← Back
NVIDIA
NVIDIA Vera Rubin POD combines seven specialized chips for agentic AI, delivering 60 exaflops across five rack systems
· releaseplatformfeatureperformance · developer.nvidia.com ↗

NVIDIA Vera Rubin POD: The Agentic AI Supercomputer

NVIDIA has introduced the Vera Rubin POD, a purpose-built, rack-scale AI supercomputer designed to address the computational demands of agentic AI systems. This platform represents a major architectural shift from traditional large language model training infrastructure toward systems optimized for multi-agent reasoning, tool invocation, and continuous workflows.

Key Specifications and Architecture

The Vera Rubin POD is a massive integrated system featuring:

  • 40 racks with 1.2 quadrillion transistors and nearly 20,000 NVIDIA dies
  • 1,152 NVIDIA Rubin GPUs delivering 60 exaflops of total compute
  • 10 PB/s aggregate bandwidth for interconnect and storage
  • Seven specialized chips across compute, networking, and storage domains
  • Built on the third-generation NVIDIA MGX rack architecture

Five Specialized Rack-Scale Systems

The POD integrates five purpose-built systems working as a cohesive unit:

  1. NVL72: Core compute engine with 72 Rubin GPUs per rack, optimized for the "four scaling laws" (pretraining, post-training, test-time scaling, agentic scaling). Delivers 4x better training performance and 10x better inference performance per watt versus Blackwell, plus 10x better inference performance/watt for mixture-of-experts workloads.

  2. Groq 3 LPX: Low-latency inference engine with 256 LPUs per rack, designed for real-time agent decision-making and tool invocation.

  3. Vera CPU: Dense CPU sandbox with 256 CPUs per rack for large-scale reinforcement learning, code execution environments, and agent validation.

  4. BlueField-4 STX: AI-native storage system with CMX technology for KV cache management and massive context memory support.

  5. Spectrum-6 SPX: Silicon photonics-based networking for low-latency, resilient connectivity between rack systems.
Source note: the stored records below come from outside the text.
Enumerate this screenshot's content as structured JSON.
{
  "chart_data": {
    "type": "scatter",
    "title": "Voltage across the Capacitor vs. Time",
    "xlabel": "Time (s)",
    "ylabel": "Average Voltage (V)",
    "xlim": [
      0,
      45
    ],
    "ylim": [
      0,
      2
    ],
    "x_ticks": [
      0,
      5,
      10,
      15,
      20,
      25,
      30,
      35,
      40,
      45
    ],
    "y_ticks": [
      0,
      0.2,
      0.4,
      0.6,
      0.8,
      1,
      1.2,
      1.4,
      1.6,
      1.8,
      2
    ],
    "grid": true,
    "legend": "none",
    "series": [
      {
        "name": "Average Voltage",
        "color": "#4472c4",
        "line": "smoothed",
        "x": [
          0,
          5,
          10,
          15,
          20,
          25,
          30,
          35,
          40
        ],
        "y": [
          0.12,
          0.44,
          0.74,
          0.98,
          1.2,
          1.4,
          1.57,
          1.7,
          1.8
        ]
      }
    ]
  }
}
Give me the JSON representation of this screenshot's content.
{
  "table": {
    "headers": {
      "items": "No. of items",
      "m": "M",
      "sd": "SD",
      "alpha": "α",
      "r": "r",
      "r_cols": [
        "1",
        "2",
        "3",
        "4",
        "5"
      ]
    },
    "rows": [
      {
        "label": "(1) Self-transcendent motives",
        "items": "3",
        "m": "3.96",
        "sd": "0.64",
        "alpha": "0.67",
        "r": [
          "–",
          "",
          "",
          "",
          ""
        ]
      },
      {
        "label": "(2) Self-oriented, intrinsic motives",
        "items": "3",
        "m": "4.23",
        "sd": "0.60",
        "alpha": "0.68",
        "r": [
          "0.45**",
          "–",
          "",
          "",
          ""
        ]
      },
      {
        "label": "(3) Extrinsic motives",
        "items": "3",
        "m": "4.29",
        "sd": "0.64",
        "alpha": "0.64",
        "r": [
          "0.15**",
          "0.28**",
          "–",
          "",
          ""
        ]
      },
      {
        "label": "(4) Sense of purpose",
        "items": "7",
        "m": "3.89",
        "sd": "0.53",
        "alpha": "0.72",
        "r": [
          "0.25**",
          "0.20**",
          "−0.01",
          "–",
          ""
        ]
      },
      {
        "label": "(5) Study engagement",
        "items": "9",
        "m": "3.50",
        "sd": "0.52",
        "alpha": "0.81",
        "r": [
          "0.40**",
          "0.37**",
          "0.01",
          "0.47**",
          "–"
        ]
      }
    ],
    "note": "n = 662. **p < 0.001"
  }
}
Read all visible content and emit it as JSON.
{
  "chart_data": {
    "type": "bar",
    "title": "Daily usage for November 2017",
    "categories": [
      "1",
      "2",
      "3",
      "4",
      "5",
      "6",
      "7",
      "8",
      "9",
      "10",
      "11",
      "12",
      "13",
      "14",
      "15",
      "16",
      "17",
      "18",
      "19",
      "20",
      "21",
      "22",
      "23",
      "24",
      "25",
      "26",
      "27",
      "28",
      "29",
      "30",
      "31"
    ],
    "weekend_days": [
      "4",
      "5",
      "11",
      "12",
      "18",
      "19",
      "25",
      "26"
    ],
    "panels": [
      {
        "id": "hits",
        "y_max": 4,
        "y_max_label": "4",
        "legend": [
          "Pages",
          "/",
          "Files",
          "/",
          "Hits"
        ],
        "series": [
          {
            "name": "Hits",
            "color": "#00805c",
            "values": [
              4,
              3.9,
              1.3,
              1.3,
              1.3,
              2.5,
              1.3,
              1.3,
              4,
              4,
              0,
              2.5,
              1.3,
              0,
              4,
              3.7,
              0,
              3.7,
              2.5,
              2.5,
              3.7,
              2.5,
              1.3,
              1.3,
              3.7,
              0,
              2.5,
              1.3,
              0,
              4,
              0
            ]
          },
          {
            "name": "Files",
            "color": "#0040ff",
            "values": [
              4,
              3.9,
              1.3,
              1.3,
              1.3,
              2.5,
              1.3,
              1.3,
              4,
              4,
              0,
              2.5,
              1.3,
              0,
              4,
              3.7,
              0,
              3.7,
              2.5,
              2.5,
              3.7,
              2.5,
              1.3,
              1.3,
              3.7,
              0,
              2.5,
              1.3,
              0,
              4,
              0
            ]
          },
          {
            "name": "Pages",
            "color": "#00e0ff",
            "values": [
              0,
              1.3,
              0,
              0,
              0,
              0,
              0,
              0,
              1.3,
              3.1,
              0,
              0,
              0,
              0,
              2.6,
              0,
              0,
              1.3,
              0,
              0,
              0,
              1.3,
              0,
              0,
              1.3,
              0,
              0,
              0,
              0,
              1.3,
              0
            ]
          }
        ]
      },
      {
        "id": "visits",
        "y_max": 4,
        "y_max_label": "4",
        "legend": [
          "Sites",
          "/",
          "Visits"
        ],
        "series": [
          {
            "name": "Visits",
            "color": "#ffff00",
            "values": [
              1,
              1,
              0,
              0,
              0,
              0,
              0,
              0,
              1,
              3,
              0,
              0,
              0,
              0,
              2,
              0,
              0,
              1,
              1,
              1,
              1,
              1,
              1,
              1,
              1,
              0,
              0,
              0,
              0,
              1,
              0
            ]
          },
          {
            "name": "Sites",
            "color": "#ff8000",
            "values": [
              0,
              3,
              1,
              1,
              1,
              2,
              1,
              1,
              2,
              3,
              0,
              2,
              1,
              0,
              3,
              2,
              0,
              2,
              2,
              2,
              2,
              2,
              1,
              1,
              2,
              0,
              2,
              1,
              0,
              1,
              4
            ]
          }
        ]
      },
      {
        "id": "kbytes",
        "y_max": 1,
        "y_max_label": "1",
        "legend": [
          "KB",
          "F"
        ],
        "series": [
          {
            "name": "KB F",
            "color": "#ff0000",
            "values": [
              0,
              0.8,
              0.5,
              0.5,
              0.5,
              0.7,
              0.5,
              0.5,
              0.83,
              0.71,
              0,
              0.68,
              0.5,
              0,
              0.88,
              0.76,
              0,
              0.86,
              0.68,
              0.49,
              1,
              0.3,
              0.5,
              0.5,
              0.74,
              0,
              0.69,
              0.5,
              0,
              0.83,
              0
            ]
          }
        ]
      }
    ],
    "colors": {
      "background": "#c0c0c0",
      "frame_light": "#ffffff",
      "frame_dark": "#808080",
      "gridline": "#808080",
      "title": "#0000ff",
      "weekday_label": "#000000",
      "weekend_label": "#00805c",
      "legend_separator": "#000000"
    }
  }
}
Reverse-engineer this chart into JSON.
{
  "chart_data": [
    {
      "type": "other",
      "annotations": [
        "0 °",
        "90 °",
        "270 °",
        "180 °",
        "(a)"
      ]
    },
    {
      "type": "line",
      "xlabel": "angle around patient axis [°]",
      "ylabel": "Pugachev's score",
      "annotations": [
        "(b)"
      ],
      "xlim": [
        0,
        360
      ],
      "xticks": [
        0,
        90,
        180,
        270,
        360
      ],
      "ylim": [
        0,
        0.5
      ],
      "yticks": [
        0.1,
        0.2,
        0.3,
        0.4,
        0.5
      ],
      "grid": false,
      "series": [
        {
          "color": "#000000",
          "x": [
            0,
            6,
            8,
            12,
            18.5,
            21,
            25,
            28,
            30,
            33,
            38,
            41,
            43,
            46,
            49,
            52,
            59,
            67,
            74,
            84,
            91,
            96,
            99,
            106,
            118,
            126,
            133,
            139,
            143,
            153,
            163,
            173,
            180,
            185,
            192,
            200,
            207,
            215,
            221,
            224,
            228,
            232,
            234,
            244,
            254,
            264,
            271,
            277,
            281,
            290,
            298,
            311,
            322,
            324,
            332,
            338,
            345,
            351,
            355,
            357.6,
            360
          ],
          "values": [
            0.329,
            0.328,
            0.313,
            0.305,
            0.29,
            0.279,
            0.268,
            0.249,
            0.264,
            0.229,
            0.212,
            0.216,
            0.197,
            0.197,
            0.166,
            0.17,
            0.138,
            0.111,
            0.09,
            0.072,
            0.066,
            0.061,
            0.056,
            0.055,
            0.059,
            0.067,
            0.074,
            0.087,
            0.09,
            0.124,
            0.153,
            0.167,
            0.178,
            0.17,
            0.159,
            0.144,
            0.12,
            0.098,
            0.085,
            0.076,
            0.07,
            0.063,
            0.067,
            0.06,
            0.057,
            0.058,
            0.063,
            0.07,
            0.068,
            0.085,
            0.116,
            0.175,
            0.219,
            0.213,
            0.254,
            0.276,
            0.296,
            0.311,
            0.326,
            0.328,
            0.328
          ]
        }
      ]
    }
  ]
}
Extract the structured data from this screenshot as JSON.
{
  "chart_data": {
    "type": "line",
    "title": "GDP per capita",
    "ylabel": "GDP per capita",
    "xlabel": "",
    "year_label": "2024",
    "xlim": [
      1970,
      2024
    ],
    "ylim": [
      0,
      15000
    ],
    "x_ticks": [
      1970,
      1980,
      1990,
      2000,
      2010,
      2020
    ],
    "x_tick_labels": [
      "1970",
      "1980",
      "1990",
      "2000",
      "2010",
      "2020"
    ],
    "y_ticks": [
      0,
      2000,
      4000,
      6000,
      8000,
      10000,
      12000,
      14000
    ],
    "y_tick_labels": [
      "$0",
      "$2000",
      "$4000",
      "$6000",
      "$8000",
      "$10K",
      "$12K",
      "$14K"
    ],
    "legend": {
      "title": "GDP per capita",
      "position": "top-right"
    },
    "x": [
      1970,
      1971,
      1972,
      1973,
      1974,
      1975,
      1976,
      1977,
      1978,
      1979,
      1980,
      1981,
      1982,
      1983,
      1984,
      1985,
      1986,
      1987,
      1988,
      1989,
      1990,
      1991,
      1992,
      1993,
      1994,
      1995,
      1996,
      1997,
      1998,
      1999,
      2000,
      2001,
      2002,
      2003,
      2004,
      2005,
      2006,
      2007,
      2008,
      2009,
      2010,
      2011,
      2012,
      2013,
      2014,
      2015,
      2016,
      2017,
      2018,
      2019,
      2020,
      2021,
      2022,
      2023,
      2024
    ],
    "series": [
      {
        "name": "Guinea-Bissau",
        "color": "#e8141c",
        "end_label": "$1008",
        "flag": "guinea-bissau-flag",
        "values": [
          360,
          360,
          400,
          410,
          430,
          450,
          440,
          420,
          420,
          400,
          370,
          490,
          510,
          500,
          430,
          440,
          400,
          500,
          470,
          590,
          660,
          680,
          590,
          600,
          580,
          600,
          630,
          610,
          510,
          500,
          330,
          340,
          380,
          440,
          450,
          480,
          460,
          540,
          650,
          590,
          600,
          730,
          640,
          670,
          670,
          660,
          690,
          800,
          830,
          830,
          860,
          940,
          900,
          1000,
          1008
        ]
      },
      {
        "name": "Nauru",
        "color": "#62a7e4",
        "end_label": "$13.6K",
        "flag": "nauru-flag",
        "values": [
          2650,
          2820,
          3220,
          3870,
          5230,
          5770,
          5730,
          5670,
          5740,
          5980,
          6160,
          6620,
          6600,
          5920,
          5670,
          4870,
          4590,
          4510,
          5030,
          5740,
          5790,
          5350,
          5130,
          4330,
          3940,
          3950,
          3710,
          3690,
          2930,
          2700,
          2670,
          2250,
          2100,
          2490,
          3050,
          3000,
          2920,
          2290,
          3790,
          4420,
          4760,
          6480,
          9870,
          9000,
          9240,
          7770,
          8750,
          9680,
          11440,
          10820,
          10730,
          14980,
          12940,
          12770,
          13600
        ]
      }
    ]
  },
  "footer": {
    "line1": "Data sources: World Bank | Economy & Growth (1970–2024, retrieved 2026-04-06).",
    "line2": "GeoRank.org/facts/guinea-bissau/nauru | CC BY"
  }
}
Purpose-Built for Agentic AI

This platform addresses the emerging paradigm where AI agents interact with each other in continuous loops, requiring:

  • Massive KV cache management for long-context reasoning
  • Low-latency inference for real-time decision-making
  • Dense CPU resources for sandboxed execution and validation
  • Mixture-of-experts routing for specialized sub-models
  • Reinforcement learning infrastructure for agent refinement

Deployment and Ecosystem

The Vera Rubin POD leverages NVIDIA's open MGX standard with over 80 global partners in the supply chain. All rack systems share compatible power, cooling, and mechanical envelopes, enabling rapid deployment and integration. The platform targets energy-efficient data center operations for the next generation of AI workloads dominated by agent-to-agent interactions rather than human-to-AI interactions.